As we are focusing on using the soil microbiome to help store carbon I was really disappointed when I visited one of our mentor’s farms and found out after 4 years of trees growing on his land the amount of fungi in the soil was still almost as low as in conventional soil. We only found 2 fungi in 30 frames, while the forest soil held almost 300 in 30 frames. This started a quest to figure out how to restore fungi in the soil quicker. We eventually found 4 scientifically backed methods, but no mention of which method would work better. 1 getting soil from a forest, 2 cooking potatoes and burying them in forest floor for a month, 3 high fungal compost and 4 digging out saplings from the forest with some soil and planting them into the target agroforestry system.

Seeing as each of these methods has very different cost structures and labor intensity it makes a huge difference to know which is quickest, cheapest and gives the best results. So we decided to try all 4 at BoerinNatuur. Each in their own tree row, between these 2 meter wide rows there is 20 meters of pasture.

1 – We got 2 kilos of forest soil and spread it out over the target tree row of about 100 meters in the afternoon so it wouldn’t get killed by the UV light from the sun.

2 – We cooked potatoes, put them in a container and dug them into the soil. A month later they were colonized by some fungi, and also eaten by mice.
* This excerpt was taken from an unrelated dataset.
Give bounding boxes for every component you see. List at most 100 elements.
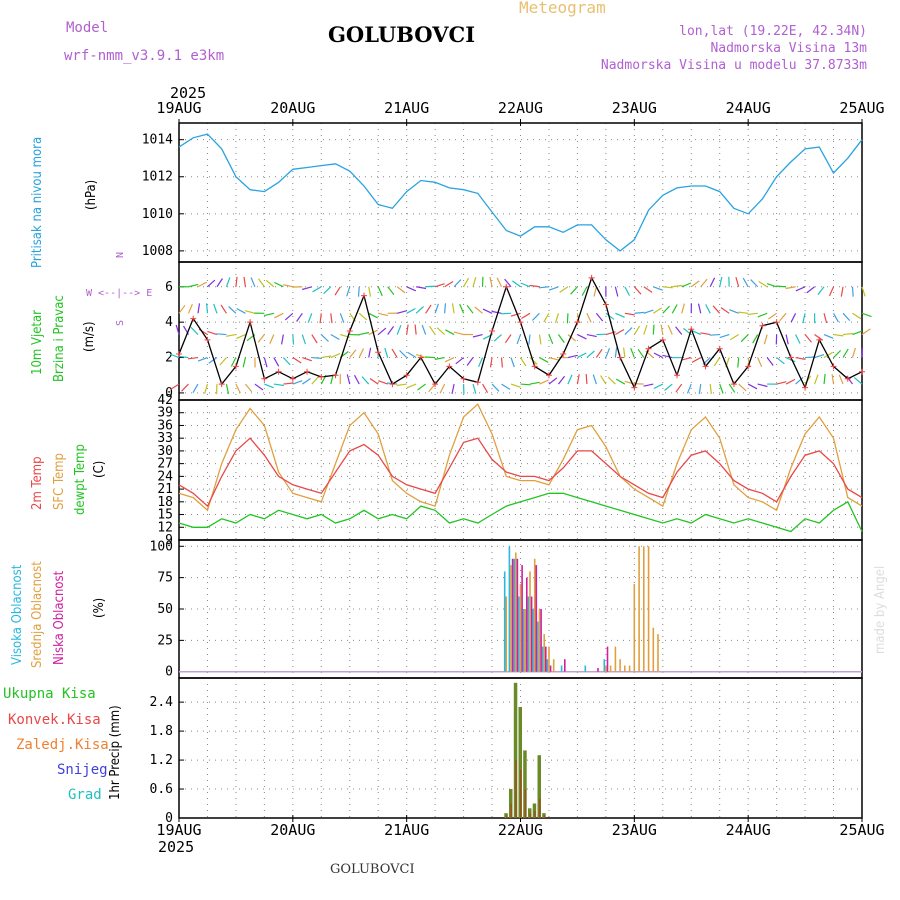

This experiment didn’t go as was described in the literature, but we applied it to a tree row of 100 meters as well

3 – We took 5 kilos of fungal rich compost and spread it out over the next 100 meters tree row

4 – We got 5 saplings with soil and planted them in their own 100 meter tree row.

We went back a month later and took soil samples in all 4 plots up to 30cm and in a control plot that hadn’t received any treatment. We didn’t think we would have results this quickly but wanted to check anyway.

Due to circumstances we only managed to analyze the samples about a week and a half later. We used a microscope to count the number of fungi in each sample. The control sample still had 2 fungi in 30 frames. The potato sample also had 2 fungi in 30 frames. The compost and forest soil had 8 fungi in 30 frames and the saplings gave us 12 fungi in 30 frames after just a month.

These results were great as this means we can increase the rate of CO2 capture in soil and symbioses much faster than previously assumed.

We will continue to research these and other methods further to improve carbon and nutrient capture in our soils.